We think that the right of either of the adjacent owners to increase the height of a party-wall, when it can be done without injury to the adjoining building, and the wall is clearly of sufficient strength , to safely bear the addition, is necessarily included in the easement. No adjudication adverse to that right has been referred to by counsel nor found by us. The party making the addition does it at his peril; and if injury results he is liable for all damages. He must insure the safety of the operation. But when safe it should be allowed. The wall is devoted to the purpose of being used for the common benefit of both tenants. In Hendricks v. Stark, 37 N Y. 106, it is held that a party-wall is in no sense a legal encumbrance upon either property; that the mutual easements of adjoining proprietors in such walls are a mutual benefit to each, and not a burden, but a valuable appurtenant which passes with the title to the property. This is undoubtedly correct, provided each party is allowed to derive from the wall all the benefit which it is capable of affording without detriment to the other. But if, though of sufficient strength, it cannot be used by either party in increasing the height of his building, it may prove a serious injury to the property of one desiring to make that improvement; an improvement which is very usual and often very necessary in crowded cities. The fairer view, and the one generally adopted in legislative provisions on the subject in this and other countries, is to treat a party-wall as a structure for the common benefit and convenience of both of the tenements which it separates, and to permit either party to make any use of it which he may require, either by deepening the foundation or increasing the height, so far as it can be done without injury to the other. The party making the change, when not required for purposes of repair, is absolutely responsible for any damage which it occasions (Eno v. Del Vecckio, 6 Duer, 17); but in so far as he can use the wall in the improvement of his own property, without injury to the wall or the adjoining property, there is no good reason why he should not be permitted to do so.2

d. Easements in water.

Garwood V. N. Y. Cent. & Hud. R. R. R. Co

83 New York, 400. - 1881. [Reported herein at p. 116.]

Shepley, J., in

Heath V. Williams

25 MainE. 209. - 1845.

[Reported herein at p. 120.]

Corning V. Troy Iron & Nail Factory

40 New York, 191. - 1869. [Reported herein at p. 121.]2

I Division or "line" fences resemble "party walls" in some respects. Their construction and maintenance are usually regulated by statute, however. For the New York statutes, see "The Town Law," §§100-108. - Ed.

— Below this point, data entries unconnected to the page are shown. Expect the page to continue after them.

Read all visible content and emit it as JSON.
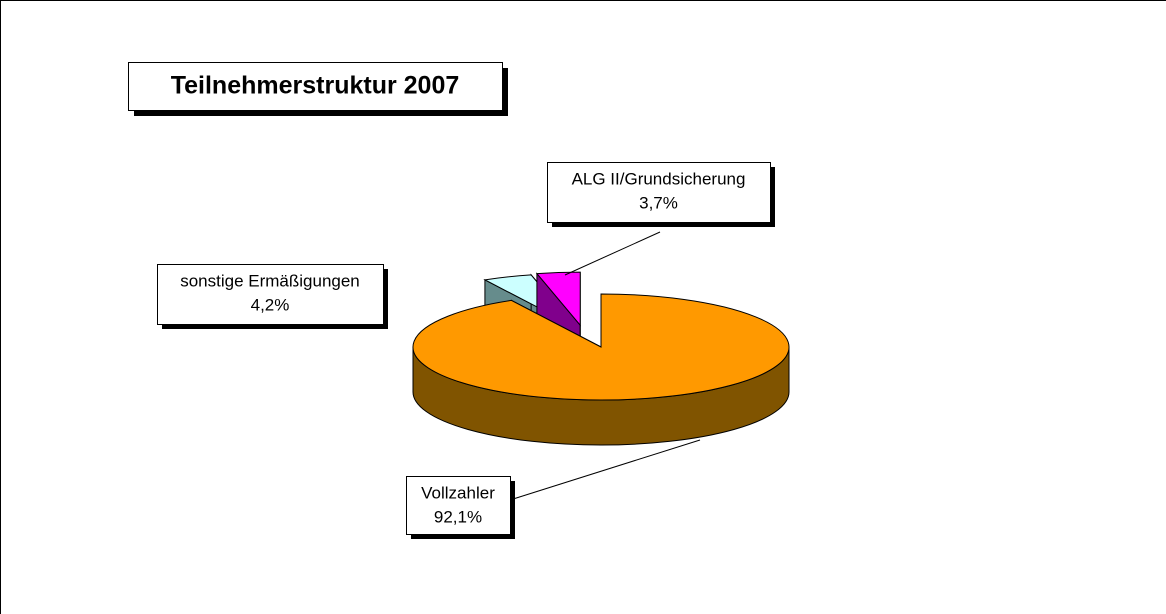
{
  "chart_data": {
    "type": "pie3d",
    "title": "Teilnehmerstruktur 2007",
    "categories": [
      "Vollzahler",
      "sonstige Ermäßigungen",
      "ALG II/Grundsicherung"
    ],
    "values": [
      92.1,
      4.2,
      3.7
    ],
    "value_labels": [
      "92,1%",
      "4,2%",
      "3,7%"
    ],
    "colors": [
      "#ff9900",
      "#ccffff",
      "#ff00ff"
    ]
  }
}
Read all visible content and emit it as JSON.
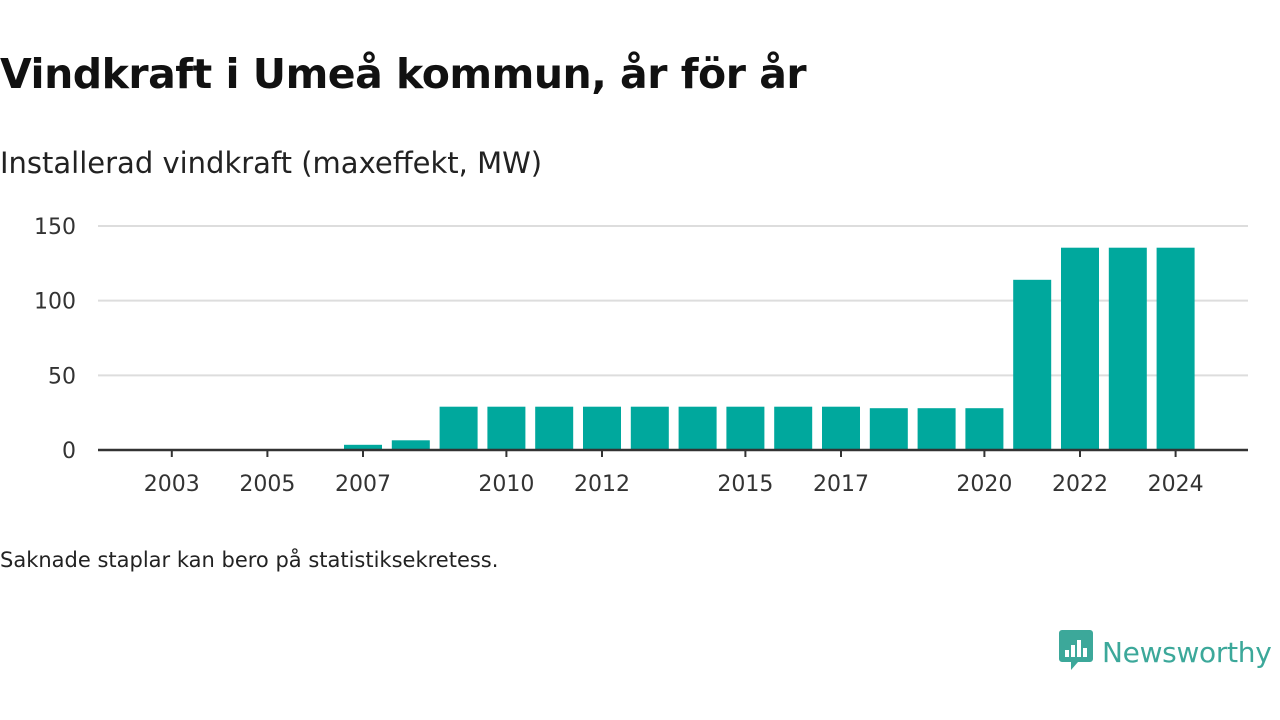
{
  "title": "Vindkraft i Umeå kommun, år för år",
  "subtitle": "Installerad vindkraft (maxeffekt, MW)",
  "footnote": "Saknade staplar kan bero på statistiksekretess.",
  "brand": {
    "name": "Newsworthy",
    "icon": "newsworthy-logo-icon",
    "color": "#3ca89a"
  },
  "colors": {
    "bar": "#00a89d",
    "grid": "#dddddd",
    "axis": "#333333"
  },
  "chart_data": {
    "type": "bar",
    "ylabel": "Installerad vindkraft (maxeffekt, MW)",
    "ylim": [
      0,
      150
    ],
    "yticks": [
      0,
      50,
      100,
      150
    ],
    "grid": true,
    "categories": [
      "2002",
      "2003",
      "2004",
      "2005",
      "2006",
      "2007",
      "2008",
      "2009",
      "2010",
      "2011",
      "2012",
      "2013",
      "2014",
      "2015",
      "2016",
      "2017",
      "2018",
      "2019",
      "2020",
      "2021",
      "2022",
      "2023",
      "2024"
    ],
    "xtick_labels": [
      "2003",
      "2005",
      "2007",
      "2010",
      "2012",
      "2015",
      "2017",
      "2020",
      "2022",
      "2024"
    ],
    "values": [
      0,
      0,
      0,
      0,
      0,
      3.5,
      6.5,
      29,
      29,
      29,
      29,
      29,
      29,
      29,
      29,
      29,
      28,
      28,
      28,
      114,
      135.5,
      135.5,
      135.5
    ]
  }
}
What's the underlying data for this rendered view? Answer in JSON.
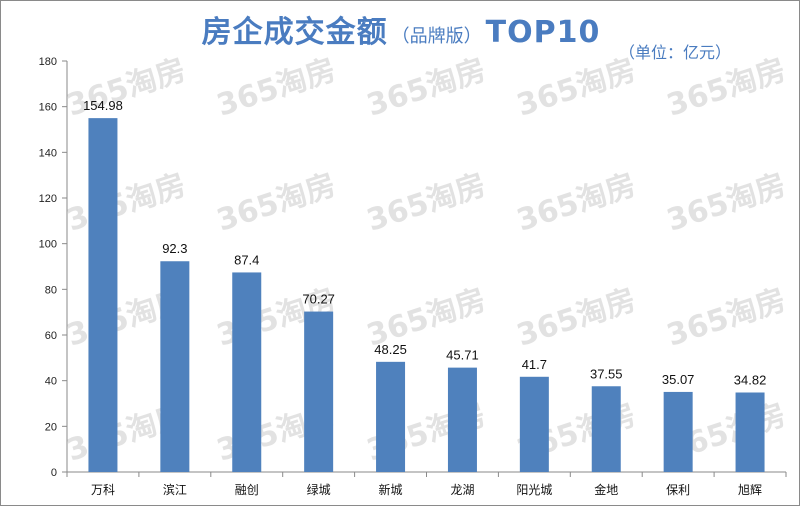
{
  "title": {
    "main": "房企成交金额",
    "sub": "（品牌版）",
    "top": "TOP10"
  },
  "unit_label": "（单位：亿元）",
  "watermark": "365淘房",
  "colors": {
    "bar": "#4f81bd",
    "title": "#4a7cc0",
    "axis": "#8a8a8a"
  },
  "chart_data": {
    "type": "bar",
    "title": "房企成交金额（品牌版）TOP10",
    "unit": "（单位：亿元）",
    "categories": [
      "万科",
      "滨江",
      "融创",
      "绿城",
      "新城",
      "龙湖",
      "阳光城",
      "金地",
      "保利",
      "旭辉"
    ],
    "values": [
      154.98,
      92.3,
      87.4,
      70.27,
      48.25,
      45.71,
      41.7,
      37.55,
      35.07,
      34.82
    ],
    "value_labels": [
      "154.98",
      "92.3",
      "87.4",
      "70.27",
      "48.25",
      "45.71",
      "41.7",
      "37.55",
      "35.07",
      "34.82"
    ],
    "ylim": [
      0,
      180
    ],
    "yticks": [
      0,
      20,
      40,
      60,
      80,
      100,
      120,
      140,
      160,
      180
    ],
    "xlabel": "",
    "ylabel": "",
    "grid": false,
    "legend": "none"
  }
}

2 See also Curtis v. Ayrault, supra, p. 126; Ocean Grove Ass'n. v. Asbury Park, supra, p, 130; Delhi v. Youmans, supra, p. 133.- Ed.

e. Rights to flow lands.

Eaton V. B. C. &. M. R. R

51 New Hampshire, 504. - 1872. [Reported herein at p. 1.]

The B. & M. Hydraulic Co. V. Butler

91 Indiana, 134. - 1883.

[Reported herein at p. 141.]

f. Easements of light and air.

The Chancellor in

Robeson V. Pittenger

2 New Jersey Equity, 57. - 1838.

The object of this bill is to restrain the defendant from obstructing the light and air of a building belonging to the complainants. When the bill was presented, I granted the injunction with much reluctance, without notice; and I did so from the pressing character of the case, as the defendant was actually at work erecting the very obstruction complained of I am now furnished with the briefs of the counsel of the respective parties, on a motion to dissolve the injunction upon the case made by the bill, and shall consider the same without prejudice, as if the propriety of the interference of the court was now, for the first time, considered. I am not aware that this question has ever been decided in New Jersey, and it has caused me some anxiety to determine, not so much what views have been taken by other judges and in other countries, of the question, but what should be the course of decision in this State, and particularly in a country under a rapidly increasing state of improvement. It would seem unreasonable, that in those places where land is cheap, and the country thinly settled, a party, after being permitted to build his house and place his windows on the side adjoining the open field of another man, and especially after so long a possession as to presume a grant for that purpose, should have them obstructed by the erection of a wall or another building, when perhaps a little accommodation, by placing the new building a few feet further off, might work no injury to anybody; and yet in populous cities, where land is very valuable, and it is the constant practice to place buildings side by side, the enforcement of the same rule might work great inconvenience and injustice. The difficulty, therefore, is to lay down one rule for all cases. Nor will it do to leave all parties to their remedy at law. That would be shutting up the doors of a court of equity, when the exercise of its legitimate powers is most needed. Cases might arise where damages would be no adequate compensation for the injury sustained, and the party unable to respond in damages at all.